Unique normal subgroups of every possible order

Question

Can one characterize groups $G$ for which there is a unique normal subgroup of order $d$ for every divisor of the order of $G$? For example must they be solvable?

Answer 1

Note: I'm interpreting the assumption on $G$ as: for every $d$ dividing $|G|$, the set of normal subgroups of $G$ of order $d$ has size exactly $1$.

Such a group must be cyclic. If $G$ is such a group, then for each prime $p$ dividing $|G|$, there is a normal Sylow $p$-subgroup of $G$, which is then unique, so $G$ is nilpotent and a product of its Sylow subgroups.

Now let $P$ be a Sylow $p$-subgroup of $G$. Since $P$ is a direct factor of $G$, a subgroup $H \le P$ is normal in $P$ iff it is normal in $G$. Now any maximal subgroup of $P$ is normal in $P$, hence normal in $G$, hence unique (in $G$ or $P$), so $P$ has a unique maximal subgroup, which implies $P$ is cyclic.

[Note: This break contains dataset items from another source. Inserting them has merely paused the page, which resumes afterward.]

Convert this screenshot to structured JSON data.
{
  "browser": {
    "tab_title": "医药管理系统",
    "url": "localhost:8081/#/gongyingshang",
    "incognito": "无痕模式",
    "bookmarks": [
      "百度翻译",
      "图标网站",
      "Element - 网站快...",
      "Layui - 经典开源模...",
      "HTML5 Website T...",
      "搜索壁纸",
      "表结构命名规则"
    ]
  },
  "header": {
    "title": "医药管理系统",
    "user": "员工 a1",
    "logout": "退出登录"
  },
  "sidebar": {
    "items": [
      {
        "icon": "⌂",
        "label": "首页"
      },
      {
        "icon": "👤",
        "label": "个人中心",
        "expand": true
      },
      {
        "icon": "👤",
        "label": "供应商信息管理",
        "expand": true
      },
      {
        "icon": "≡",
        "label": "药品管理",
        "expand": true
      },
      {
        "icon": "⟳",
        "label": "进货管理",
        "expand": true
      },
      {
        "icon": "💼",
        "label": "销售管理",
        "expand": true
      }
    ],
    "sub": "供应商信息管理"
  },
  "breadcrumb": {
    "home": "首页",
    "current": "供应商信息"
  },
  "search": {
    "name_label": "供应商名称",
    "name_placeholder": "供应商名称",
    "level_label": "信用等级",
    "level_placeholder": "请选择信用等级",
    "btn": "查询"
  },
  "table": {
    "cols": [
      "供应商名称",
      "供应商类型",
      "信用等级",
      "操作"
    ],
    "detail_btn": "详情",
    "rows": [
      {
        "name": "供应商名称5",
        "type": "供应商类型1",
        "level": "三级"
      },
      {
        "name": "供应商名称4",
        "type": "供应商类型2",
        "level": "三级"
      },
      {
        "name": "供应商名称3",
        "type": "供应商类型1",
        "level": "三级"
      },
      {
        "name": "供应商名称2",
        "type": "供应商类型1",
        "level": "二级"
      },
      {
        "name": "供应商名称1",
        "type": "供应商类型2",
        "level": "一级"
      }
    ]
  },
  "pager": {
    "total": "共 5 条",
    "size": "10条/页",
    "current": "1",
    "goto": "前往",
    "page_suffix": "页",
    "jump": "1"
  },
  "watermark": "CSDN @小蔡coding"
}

Thus all Sylow subgroups of $G$ are cyclic and normal, so $G$ is a product of cyclic groups (of relatively prime order), hence is cyclic. Conversely, cyclic groups do satisfy the hypothesis.

Update: Since it was asked in the comments, and the proof is so simple, let me say why $P$ having a unique maximal subgroup implies $P$ cyclic: if $P$ is not cyclic, but has a unique maximal subgroup $H$, then for every $a \in P$, $\langle a \rangle \subsetneq P$, hence $a \in H$, but then $P \subseteq H$, contradiction. This proof only needs that every proper subgroup is contained in a maximal subgroup, which holds e.g. if the group is finite.